A coconut tree is most abused God’s creation. Years back, when coconut trees were young and very productive, its by-product of copra, when sold to the buyers, a certain coco levy is collected by the government under the name of the copra producer. when the coco levy accumulated into billions of pesos, the government decided to invest it in a commercial private bank, bearing the name of coconut planters, whom they boasted were owned by the coconut farmers. The commercial bank flourished and expanded throughout the country some in foreign lands, but, not anymore owned by the coconut farmers, who owned them only in paper and in the news. The bank is still existing today but the coconut farmers are holding an “empty bag” after parting some of their hard earned income from the sale of copra with a dream to alleviate them from misery. Many coconut farmers already died with those dream. Now that those coconut trees are old and unproductive, some coconut farmers are still fooled by coconut lumber businessmen with a “starvation buying price” when coconut farmers try to sell them to make-up for their losses in those forced investment and this has been happening for many years and yet no end is in sight. Government must show compassion to coconut farmers who still wallow in poverty and misery in a similar situation when they first planted those coconut trees, many years back, braving the hazards of nature, rain or shine and many times in an empty stomach.

* * * * * *

The PCA and DENR must help the farmers by issuing guidelines on the buying price per coconut tree so coconut farmers will be made aware.
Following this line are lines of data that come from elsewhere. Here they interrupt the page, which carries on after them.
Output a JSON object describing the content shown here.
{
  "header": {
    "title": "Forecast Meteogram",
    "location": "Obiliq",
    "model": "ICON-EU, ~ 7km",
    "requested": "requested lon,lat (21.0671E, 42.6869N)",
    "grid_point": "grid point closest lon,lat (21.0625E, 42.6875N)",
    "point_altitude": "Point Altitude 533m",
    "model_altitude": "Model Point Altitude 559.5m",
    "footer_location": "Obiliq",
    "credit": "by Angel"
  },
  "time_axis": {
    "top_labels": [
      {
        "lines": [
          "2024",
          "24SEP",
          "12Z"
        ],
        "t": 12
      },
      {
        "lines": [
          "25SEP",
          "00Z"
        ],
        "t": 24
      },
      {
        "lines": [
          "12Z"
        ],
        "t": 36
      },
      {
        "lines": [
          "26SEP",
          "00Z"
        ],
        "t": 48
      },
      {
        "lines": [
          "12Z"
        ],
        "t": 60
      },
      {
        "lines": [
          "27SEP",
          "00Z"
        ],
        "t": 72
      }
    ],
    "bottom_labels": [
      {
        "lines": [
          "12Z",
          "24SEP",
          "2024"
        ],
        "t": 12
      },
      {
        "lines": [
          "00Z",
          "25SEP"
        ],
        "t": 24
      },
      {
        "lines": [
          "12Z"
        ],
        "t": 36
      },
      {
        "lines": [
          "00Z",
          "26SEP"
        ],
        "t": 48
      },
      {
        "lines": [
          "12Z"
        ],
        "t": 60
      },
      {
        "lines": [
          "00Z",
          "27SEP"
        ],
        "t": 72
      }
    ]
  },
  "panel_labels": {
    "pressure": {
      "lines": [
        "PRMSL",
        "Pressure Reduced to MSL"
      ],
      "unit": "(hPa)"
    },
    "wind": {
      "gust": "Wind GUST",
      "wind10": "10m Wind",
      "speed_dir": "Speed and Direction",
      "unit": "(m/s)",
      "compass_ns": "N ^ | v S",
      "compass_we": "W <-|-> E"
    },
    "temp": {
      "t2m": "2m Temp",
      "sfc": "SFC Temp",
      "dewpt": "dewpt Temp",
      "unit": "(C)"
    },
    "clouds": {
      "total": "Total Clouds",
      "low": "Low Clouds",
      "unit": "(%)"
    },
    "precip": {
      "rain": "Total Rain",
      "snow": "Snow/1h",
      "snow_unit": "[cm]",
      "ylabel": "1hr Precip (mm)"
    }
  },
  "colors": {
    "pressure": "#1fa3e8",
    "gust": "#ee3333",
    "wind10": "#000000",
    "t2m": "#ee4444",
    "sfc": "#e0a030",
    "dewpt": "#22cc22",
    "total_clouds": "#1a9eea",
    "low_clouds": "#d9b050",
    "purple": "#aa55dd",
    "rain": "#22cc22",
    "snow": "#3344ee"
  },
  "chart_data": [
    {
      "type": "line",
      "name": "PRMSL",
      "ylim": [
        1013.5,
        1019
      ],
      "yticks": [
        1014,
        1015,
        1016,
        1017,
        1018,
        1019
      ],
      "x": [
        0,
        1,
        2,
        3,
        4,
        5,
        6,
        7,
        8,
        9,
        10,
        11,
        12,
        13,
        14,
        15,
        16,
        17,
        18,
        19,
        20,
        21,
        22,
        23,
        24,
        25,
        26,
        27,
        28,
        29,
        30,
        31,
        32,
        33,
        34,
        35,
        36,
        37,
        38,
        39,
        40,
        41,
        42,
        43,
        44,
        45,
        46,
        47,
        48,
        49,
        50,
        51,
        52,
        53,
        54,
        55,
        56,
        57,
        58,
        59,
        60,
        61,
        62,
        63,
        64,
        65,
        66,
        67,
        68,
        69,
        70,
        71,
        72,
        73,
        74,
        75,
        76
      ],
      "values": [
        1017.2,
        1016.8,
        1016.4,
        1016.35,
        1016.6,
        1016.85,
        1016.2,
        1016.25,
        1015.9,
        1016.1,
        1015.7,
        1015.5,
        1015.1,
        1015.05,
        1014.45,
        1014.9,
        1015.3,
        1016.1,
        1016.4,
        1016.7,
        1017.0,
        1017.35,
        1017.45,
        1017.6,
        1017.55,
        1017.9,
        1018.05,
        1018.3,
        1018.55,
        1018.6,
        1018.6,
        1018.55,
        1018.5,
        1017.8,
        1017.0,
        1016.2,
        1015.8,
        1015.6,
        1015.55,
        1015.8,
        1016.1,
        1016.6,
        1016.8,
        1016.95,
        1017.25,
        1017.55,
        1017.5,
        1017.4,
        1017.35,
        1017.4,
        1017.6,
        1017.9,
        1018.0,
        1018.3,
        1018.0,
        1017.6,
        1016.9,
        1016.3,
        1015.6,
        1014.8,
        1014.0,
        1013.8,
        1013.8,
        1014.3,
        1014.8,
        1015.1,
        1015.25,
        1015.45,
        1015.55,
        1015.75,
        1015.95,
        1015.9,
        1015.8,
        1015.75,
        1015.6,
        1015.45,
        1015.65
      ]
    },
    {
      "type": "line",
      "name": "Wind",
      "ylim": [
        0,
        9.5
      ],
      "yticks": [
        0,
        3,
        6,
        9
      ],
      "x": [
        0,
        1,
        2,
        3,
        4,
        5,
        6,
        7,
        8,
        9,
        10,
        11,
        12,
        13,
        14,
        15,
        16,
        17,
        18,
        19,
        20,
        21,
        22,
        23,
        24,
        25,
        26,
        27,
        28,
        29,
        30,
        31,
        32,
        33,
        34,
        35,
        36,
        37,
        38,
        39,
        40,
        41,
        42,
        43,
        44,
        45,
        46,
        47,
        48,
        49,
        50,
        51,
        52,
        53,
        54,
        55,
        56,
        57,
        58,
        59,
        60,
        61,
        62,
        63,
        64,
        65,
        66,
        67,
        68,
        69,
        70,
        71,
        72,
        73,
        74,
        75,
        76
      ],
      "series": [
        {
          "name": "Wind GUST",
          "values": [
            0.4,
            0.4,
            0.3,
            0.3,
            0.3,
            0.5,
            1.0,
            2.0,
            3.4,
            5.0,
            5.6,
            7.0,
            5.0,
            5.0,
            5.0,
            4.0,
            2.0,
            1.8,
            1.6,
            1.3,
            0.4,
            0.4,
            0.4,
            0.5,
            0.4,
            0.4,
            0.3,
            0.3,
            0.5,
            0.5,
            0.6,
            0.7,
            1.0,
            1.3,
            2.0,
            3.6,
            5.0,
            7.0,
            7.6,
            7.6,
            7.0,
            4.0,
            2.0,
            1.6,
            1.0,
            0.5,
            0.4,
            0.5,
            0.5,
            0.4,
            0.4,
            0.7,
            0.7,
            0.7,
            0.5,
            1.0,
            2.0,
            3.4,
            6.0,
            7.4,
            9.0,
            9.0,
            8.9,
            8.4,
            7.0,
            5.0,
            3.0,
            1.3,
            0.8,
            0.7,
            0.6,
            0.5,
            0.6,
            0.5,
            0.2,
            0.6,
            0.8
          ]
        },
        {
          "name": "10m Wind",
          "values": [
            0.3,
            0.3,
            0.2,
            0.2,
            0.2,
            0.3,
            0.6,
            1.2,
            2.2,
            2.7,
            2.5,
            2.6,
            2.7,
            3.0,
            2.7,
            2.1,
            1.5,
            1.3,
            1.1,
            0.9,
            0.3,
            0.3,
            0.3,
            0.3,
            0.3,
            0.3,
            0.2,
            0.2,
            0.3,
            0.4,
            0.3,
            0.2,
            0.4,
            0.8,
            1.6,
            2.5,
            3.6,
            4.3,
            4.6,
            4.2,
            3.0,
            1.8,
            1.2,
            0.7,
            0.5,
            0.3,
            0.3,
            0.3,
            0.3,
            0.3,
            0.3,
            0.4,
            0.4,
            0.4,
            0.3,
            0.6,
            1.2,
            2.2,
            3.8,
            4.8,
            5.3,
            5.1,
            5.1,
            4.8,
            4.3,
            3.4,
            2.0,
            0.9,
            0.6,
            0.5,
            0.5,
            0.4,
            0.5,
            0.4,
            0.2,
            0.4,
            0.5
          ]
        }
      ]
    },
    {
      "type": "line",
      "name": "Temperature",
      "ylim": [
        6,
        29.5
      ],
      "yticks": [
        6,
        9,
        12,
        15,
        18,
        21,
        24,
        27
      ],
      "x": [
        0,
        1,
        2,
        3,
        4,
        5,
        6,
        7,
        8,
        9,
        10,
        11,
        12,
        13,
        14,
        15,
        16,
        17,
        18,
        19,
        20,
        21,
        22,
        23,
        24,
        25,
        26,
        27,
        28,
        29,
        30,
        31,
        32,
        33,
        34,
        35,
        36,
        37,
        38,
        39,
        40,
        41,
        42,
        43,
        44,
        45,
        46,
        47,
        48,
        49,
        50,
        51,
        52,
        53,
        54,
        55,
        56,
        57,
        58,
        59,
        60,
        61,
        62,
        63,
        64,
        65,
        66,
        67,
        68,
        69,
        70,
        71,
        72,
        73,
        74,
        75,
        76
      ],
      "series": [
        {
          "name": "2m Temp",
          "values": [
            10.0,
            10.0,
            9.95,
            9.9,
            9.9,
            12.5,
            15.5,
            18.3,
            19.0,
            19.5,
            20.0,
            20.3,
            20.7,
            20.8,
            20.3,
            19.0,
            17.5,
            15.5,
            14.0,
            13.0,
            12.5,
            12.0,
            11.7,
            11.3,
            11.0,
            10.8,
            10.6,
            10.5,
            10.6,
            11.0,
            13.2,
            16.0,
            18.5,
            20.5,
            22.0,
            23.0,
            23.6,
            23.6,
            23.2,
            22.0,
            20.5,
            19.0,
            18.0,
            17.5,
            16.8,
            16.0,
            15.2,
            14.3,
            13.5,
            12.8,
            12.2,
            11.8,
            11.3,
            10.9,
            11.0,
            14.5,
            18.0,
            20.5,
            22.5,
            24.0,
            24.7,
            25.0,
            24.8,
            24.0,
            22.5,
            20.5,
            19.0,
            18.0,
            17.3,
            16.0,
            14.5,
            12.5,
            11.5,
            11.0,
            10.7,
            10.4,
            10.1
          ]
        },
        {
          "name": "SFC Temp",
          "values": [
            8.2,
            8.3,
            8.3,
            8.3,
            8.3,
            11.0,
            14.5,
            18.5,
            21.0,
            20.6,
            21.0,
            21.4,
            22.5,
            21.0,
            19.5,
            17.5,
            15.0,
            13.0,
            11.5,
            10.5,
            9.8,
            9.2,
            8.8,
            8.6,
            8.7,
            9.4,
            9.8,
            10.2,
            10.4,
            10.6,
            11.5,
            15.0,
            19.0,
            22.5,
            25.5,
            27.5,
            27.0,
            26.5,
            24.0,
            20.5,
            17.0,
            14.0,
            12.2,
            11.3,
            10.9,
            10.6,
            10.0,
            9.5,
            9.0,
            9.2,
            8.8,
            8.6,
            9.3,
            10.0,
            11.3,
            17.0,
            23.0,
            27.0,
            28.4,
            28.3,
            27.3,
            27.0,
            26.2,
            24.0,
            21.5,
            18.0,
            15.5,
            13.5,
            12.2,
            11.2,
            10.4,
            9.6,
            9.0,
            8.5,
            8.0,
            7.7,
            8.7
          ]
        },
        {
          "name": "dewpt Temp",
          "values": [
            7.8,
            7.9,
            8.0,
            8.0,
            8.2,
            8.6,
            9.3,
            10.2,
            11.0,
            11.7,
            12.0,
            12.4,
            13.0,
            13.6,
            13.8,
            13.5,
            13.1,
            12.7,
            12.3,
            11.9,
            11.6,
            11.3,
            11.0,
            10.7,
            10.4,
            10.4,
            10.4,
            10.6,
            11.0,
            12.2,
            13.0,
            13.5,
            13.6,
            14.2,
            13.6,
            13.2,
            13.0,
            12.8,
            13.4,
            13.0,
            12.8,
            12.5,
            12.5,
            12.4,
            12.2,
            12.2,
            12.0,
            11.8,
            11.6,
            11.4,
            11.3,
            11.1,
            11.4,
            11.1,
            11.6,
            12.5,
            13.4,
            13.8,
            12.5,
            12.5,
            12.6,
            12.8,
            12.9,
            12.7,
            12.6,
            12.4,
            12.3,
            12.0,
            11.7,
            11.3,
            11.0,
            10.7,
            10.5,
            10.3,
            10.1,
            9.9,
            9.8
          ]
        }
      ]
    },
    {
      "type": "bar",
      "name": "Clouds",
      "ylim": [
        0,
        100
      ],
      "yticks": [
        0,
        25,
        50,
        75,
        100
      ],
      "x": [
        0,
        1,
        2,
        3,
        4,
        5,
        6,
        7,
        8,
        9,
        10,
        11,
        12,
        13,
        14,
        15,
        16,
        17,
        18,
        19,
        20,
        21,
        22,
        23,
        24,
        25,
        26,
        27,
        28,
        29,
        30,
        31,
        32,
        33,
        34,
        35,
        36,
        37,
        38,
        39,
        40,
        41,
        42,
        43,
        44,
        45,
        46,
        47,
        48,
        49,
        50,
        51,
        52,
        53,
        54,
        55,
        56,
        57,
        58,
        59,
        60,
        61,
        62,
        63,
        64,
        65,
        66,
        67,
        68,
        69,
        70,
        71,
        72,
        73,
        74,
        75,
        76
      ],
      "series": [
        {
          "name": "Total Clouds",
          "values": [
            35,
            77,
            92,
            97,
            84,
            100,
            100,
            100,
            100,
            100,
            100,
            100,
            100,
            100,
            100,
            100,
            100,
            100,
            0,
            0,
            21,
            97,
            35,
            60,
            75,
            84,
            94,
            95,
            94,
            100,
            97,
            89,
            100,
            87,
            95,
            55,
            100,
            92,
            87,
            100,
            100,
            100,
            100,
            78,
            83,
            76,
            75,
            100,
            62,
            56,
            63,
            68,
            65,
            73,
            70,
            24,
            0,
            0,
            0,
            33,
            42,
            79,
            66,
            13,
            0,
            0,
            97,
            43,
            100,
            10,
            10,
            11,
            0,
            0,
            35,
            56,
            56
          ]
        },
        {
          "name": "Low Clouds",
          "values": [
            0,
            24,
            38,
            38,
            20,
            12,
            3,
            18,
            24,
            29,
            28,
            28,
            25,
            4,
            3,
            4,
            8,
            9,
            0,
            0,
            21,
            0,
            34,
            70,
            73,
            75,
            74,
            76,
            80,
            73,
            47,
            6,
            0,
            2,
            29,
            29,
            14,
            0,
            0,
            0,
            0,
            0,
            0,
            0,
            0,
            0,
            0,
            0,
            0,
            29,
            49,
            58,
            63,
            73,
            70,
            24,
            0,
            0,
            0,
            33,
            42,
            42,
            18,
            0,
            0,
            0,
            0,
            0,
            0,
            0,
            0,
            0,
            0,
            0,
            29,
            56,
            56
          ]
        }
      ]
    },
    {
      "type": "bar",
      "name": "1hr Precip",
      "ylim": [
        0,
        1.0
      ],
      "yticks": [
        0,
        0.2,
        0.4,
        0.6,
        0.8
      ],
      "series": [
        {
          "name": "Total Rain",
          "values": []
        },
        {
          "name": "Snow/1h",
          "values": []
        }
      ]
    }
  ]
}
They should also be strict in monitoring the cutting and transporting permit they have issued because it is a known fact that coconut lumber businessmen are fooling their office by using those issued permits many times and again and again by super-imposing the name of the permittee.This has got to stop and help the coconut farmers who are not drug addicts but loyal taxpayers.

* * * * * *

Scoop: Next time when that coconut lumber businessman comes to me and offers to buy some unproductive coconut tree and has not increased his buying price, Table Talk will hang him in the tallest and oldest coconut tree in the farm. This is a fair deal. agree or disagree.